MatFusion: A Generative Diffusion Model for SVBRDF Capture
Sam Sartor, Pieter Peers
TL;DR
MatFusion reframes SVBRDF capture as a diffusion problem and introduces an unconditional 256M-parameter backbone trained on $312{,}165$ synthetic SVBRDF exemplars to learn the distribution of spatially varying materials. It then softly conditions this backbone with zero-initialized input heads to create three lighting-conditioned refinements (colocated, natural, and flash/no-flash), enabling multiple plausible SVBRDF estimates from a single photograph by varying the seed. The approach avoids backpropagation through rendering during backbone training and supports diverse, controllable material reconstructions that better account for indirect lighting under natural illumination. Across synthetic and real-world tests, MatFusion achieves competitive or superior perceptual quality compared with prior direct inference and look-ahead methods, while offering sampling-based exploration of plausible materials for user selection. This diffusion-based framework provides a flexible, lighting-agnostic foundation for SVBRDF capture with practical implications for appearance modeling and material editing.
Abstract
We formulate SVBRDF estimation from photographs as a diffusion task. To model the distribution of spatially varying materials, we first train a novel unconditional SVBRDF diffusion backbone model on a large set of 312,165 synthetic spatially varying material exemplars. This SVBRDF diffusion backbone model, named MatFusion, can then serve as a basis for refining a conditional diffusion model to estimate the material properties from a photograph under controlled or uncontrolled lighting. Our backbone MatFusion model is trained using only a loss on the reflectance properties, and therefore refinement can be paired with more expensive rendering methods without the need for backpropagation during training.

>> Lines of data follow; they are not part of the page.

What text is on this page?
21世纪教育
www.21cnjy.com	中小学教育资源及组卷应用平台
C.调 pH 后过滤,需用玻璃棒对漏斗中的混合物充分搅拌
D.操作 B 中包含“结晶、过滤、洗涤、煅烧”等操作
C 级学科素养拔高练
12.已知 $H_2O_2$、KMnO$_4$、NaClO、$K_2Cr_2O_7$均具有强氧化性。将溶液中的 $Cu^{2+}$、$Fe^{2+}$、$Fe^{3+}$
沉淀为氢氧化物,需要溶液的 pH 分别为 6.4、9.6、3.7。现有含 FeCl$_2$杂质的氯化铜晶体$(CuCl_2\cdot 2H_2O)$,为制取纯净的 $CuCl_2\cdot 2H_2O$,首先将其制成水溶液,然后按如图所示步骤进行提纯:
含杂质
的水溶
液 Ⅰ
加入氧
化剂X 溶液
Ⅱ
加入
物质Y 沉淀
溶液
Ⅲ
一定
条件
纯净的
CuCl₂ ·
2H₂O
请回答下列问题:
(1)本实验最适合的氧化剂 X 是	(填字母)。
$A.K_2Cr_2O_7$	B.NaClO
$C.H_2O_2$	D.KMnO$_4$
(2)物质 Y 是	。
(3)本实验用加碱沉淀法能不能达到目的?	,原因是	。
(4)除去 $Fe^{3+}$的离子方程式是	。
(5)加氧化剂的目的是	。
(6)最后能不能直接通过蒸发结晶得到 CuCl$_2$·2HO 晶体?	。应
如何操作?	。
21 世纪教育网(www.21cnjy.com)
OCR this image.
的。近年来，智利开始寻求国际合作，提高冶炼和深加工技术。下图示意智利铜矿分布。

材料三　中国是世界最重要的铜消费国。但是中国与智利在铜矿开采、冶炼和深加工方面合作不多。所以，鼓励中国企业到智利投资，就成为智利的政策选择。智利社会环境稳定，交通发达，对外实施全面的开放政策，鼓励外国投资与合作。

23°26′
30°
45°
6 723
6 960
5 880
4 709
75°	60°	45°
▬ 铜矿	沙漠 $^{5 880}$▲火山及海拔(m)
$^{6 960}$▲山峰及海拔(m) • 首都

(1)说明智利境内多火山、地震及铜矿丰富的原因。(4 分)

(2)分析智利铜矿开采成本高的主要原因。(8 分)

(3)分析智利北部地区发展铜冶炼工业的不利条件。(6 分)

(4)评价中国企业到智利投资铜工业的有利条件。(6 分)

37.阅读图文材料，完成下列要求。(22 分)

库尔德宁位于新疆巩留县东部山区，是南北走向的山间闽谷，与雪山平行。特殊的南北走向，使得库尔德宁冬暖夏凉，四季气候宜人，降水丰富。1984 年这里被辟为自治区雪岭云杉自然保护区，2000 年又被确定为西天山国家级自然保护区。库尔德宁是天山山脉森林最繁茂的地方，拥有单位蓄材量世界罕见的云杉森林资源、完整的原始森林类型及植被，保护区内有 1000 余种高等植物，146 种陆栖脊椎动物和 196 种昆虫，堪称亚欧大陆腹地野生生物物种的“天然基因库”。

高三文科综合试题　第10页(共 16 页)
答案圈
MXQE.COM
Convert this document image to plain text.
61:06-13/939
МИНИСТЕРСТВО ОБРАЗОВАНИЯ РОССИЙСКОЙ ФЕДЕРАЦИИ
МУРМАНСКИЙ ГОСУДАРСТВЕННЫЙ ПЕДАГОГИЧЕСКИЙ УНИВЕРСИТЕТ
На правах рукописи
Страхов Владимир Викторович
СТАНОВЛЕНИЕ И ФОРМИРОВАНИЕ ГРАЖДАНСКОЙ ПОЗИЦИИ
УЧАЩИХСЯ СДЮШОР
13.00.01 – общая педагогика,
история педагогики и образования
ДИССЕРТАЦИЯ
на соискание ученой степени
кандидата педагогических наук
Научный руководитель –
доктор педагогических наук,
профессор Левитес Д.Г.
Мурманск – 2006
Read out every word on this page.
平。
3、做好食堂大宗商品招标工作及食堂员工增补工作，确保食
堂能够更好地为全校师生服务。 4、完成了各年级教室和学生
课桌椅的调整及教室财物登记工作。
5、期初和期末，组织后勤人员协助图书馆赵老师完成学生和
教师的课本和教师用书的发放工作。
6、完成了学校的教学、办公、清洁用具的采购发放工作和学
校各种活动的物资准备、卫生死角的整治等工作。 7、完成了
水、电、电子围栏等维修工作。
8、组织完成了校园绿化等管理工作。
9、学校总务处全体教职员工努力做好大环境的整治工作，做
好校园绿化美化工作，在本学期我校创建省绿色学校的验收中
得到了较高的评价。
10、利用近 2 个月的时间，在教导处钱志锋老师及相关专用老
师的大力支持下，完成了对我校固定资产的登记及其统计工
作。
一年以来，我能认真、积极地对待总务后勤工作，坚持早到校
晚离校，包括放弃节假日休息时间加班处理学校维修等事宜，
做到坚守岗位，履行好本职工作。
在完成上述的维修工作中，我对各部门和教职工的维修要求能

Because the conditional SVBRDF diffusion models are generative, we can synthesize multiple SVBRDF estimates from the same input photograph from which the user can select the one that best matches the users' expectation. We demonstrate the flexibility of our method by refining different SVBRDF diffusion models conditioned on different types of incident lighting, and show that for a single photograph under colocated flash lighting our method achieves equal or better accuracy than existing SVBRDF estimation methods.